We look at the boy crying wolf out of boredom. In Cebuano, we call the "bugal-bugalon na wala sa lugar" or "the out of place prankster". The story had it that the boy kept crying wolf or raising false alarms to entertain himself. The villagers scrambled twice to stop the wolf who wasn't there. The third time the boy raised the alarm, and there was a wolf, nobody believed him. Some versions say the wolf also killed the boy. Yes, we all learned a lesson here, but we couldn't just focus on the boy and the loss of the sheep.
In psychology, we have the Cry Wolf effect. From the Science Direct website, the authors Alexandros Rigos, Erik Mohlin, and Enrico Ronchi write this abstract:
In today’s terrorism-prone and security-focused world, evacuation emergencies, drills, and false alarms are becoming more and more common. Compliance to an evacuation order made by an authority in case of emergency can play a key role in the outcome of an emergency. In case an evacuee experiences repeated emergency scenarios which may be a false alarm (e.g., an evacuation drill, a false bomb threat, etc.) or an actual threat, the Aesop’s cry wolf effect (repeated false alarms decrease order compliance) can severely affect his/her likelihood to evacuate. To analyse this key unsolved issue of evacuation research, a game-theoretic approach is proposed. Game theory is used to explore mutual best responses of an evacuee and an authority. In the proposed model the authority obtains a signal of whether there is a threat or not and decides whether to order an evacuation or not. The evacuee, after receiving an evacuation order, subsequently decides whether to stay or leave based on posterior beliefs that have been updated in response to the authority’s action. Best-responses are derived and Sequential equilibrium and Perfect Bayesian Equilibrium are used as solution concepts (refining equilibria with the intuitive criterion). Model results highlight the benefits of announced evacuation drills and suggest that improving the accuracy of threat detection can prevent large inefficiencies associated with the cry wolf effect.
The villagers, over time, developed fatigue because the boy lied twice. Some might say that the villagers didn't tell the boy to lie or encourage him to lie. Yes, the villagers were angry. However, as actions speak louder than words, the villagers encouraged the boy to lie because of the lack of clear boundaries. What the boy did wasn't a simple prank or a simple lie. The boy crying wolf was scolded, but there was one thing lacking: the bigger consequence. The villagers deployed their resources to stop the wolf. The boy got a laugh, probably just laughed, every time the villagers scolded him. This wasn't a simple prank but a disturbance of the public peace.

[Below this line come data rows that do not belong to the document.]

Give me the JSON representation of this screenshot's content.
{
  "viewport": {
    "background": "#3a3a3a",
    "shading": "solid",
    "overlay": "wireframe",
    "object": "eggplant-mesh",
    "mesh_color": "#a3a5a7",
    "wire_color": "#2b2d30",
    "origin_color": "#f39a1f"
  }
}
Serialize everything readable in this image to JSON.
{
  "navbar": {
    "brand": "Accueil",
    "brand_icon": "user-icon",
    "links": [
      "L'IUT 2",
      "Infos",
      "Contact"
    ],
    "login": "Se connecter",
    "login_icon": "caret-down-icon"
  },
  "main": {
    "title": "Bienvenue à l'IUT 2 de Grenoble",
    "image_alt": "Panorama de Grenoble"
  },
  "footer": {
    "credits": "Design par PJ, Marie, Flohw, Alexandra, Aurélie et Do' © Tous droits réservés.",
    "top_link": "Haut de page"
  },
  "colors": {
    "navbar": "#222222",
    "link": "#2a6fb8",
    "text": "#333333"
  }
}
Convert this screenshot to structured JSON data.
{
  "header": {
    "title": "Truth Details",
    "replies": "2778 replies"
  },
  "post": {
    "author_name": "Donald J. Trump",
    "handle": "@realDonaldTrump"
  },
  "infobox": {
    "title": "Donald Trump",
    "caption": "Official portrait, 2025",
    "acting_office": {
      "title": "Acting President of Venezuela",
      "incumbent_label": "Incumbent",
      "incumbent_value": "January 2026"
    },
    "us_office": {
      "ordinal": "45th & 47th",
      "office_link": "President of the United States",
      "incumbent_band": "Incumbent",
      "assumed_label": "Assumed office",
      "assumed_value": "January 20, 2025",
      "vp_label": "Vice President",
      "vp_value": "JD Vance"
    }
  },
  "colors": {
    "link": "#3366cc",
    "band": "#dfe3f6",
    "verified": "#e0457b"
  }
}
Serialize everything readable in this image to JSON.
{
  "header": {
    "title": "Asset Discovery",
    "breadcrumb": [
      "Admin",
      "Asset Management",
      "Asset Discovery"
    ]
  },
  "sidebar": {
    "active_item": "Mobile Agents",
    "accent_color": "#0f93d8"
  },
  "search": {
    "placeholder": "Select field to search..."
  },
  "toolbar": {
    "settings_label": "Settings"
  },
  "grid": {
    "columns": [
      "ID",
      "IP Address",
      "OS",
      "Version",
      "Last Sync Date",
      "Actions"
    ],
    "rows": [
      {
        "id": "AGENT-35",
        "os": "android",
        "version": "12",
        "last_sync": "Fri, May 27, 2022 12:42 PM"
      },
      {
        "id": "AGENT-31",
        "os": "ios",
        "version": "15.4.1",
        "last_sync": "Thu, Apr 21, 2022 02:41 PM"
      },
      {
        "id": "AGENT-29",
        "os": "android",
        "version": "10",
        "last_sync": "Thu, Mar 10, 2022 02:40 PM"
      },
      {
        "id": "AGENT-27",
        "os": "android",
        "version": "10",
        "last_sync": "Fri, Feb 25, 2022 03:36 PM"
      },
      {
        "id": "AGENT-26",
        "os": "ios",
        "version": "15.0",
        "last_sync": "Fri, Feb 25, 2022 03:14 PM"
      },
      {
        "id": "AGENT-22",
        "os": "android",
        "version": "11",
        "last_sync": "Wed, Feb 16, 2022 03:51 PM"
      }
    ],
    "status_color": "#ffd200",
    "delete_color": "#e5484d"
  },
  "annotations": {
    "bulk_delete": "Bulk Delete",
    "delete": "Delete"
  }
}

The boy's job was to watch over the sheep. It's a serious job. However, the boy never took his job seriously. Shepherds were often hired to watch over the community's sheep. The community focused on band-aid solutions for the false alarms. If we put the villagers' response to every false alarm the shepherd boy made, the Fire Safety Event Europe has this to say:
Every false fire alarm is costly, disrupting schools and businesses, placing unnecessary strain on our emergency services, and reducing the public’s faith in fire alarms.
A false fire alarm is: any fire alarm signal other than a genuine fire or signal test. The cause of these false fire alarms can be as a result of human behaviour, either good intent or malicious, or due to apparatus.
‘Good intent’ are calls made in good faith with the belief that there really is a fire, for instance a customer in a shop sees what they believe to be smoke and activates a manual call point.
Conversely, ‘malicious’ activations are made with the intention of getting the fire and rescue service to attend a non-existent incident, for example when someone breaks the glass of a manual call point despite knowing there is no fire.
‘Due to apparatus’ false alarms are incidents initiated by a fire alarm and fire-fighting equipment activating, such as by burnt toast or steam in a kitchen.
Whether the incident is a crime or a fire, crying wolf causes social disruption. You can imagine what the boy's lies caused. The village would've abandoned whatever they were doing because the wolf is a major threat. That should've been a hint to fire the guy. Instead, they kept him around for "whatever reason". Tolerating false alarms by not giving appropriate punishment, the same harmful pranks can be used over and over again. It's no longer a joke when it causes harm. A joke is meant to be enjoyed in good fun. However, the boy's pranks were harmful because they disrupted the social order.
The boy should've been fired even during the first prank. The prank threatened both the life and the economy. The people should've fired the shepherd. Instead, by choosing to let him resume his duty twice, they indirectly enabled him twice. It doesn't mean you don't give permission to an offense or command the offense that you don't enable it.